Uber Tales, Short and Crappy Ride-Advice, Edition

Please know as a full-time Uber driver for almost four years, I have driven in some supremely crappy road conditions: raging thunderstorms, fog so thick I couldn’t see past the end of my hood, roads so dark I couldn’t see past my headlights, massive traffic jams, crazy speeders, tail-gaiting idiots galore, and a host of other hazards. Bu today was my first exposure to ice, snow, and churned up mud because I just did a very short run when the sun came out and there was some clearing on the roads because I needed some money for my dwindling bank account.

And if anyone wants to rip me about this, don’t. I heard my dad’s voice in my head ripping me a new one for doing this and let me say that man could rip better than anyone could ever dream of, even from beyond the grave. Then he started giving me advice and I was grateful for that.

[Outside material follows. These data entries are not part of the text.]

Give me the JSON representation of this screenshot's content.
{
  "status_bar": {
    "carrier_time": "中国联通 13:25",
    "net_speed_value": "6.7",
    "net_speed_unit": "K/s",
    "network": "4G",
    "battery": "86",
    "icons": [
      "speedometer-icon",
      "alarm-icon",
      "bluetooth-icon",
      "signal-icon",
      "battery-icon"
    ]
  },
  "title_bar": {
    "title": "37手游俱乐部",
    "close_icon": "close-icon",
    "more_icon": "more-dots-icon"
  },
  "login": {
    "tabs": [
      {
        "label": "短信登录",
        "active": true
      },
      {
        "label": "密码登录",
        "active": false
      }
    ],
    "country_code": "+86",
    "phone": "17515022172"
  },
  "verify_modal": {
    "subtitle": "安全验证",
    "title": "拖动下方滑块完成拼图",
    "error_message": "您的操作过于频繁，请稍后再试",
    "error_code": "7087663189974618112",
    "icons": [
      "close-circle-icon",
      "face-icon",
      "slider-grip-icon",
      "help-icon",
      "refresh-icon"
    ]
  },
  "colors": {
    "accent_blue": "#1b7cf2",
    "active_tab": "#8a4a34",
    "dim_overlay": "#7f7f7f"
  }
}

I had a passenger ask me what it was like to drive today and I said take the worst road conditions and turn them up to eleven, or drive like you’re in a slow-moving version of Mario Kart. Even if the road is dry, there are chunks of ice, snow, and churned-up icy mud flying off cars and trucks and those are enough to make you skid if you go too fast. So don’t drive fast and watch your damn following distance. Because of those turtle-shell like hazards of ice, snow, and churned-up icy-mud, you don’t have the room to stop like you think you do.

Second, with the freeways shut down everyone’s on the access roads and those slow down to a crawl. In addition to the crawling traffic, you have patches of ice and churned-up icy-mud to contend with. Oh, and there were a lot of traffic lights out so those intersections were even slower to get through because of that. You don’t realize how nice traffic lights are until you go without them.

I’m forever grateful for the traction-control in the car I’m driving at the moment. I felt it kick in several times when I hit a slick spot or a piece of churned-up icy-mud. The spin only lasts for a few seconds before the system kicks in and you gain traction again. I did feel a bit of a slide in a couple of places but as my dad told me, if you feel your car slide let the car do the work and be gentle on the throttle and the wheel.

Another thing I could hear my dad tell me was get into someone’s treads, or what you see on the road when you follow a car on wet streets. You may not line up perfectly with them but they’ll give you some traction on slick roads. This is something I always do when it rains and trust me, it works.

Be gentle with your brakes. Treat them like a delicate piece of equipment and be gentle as you apply pressure. You slam on them or aren’t gentle with them, you’ll skid and slide. So be kind to your brakes and they’ll be good to you.

Most of all, take your time and if all possible, don’t go out unless you absolutely, positively have to. Or if you’re professional-crazoid like I am.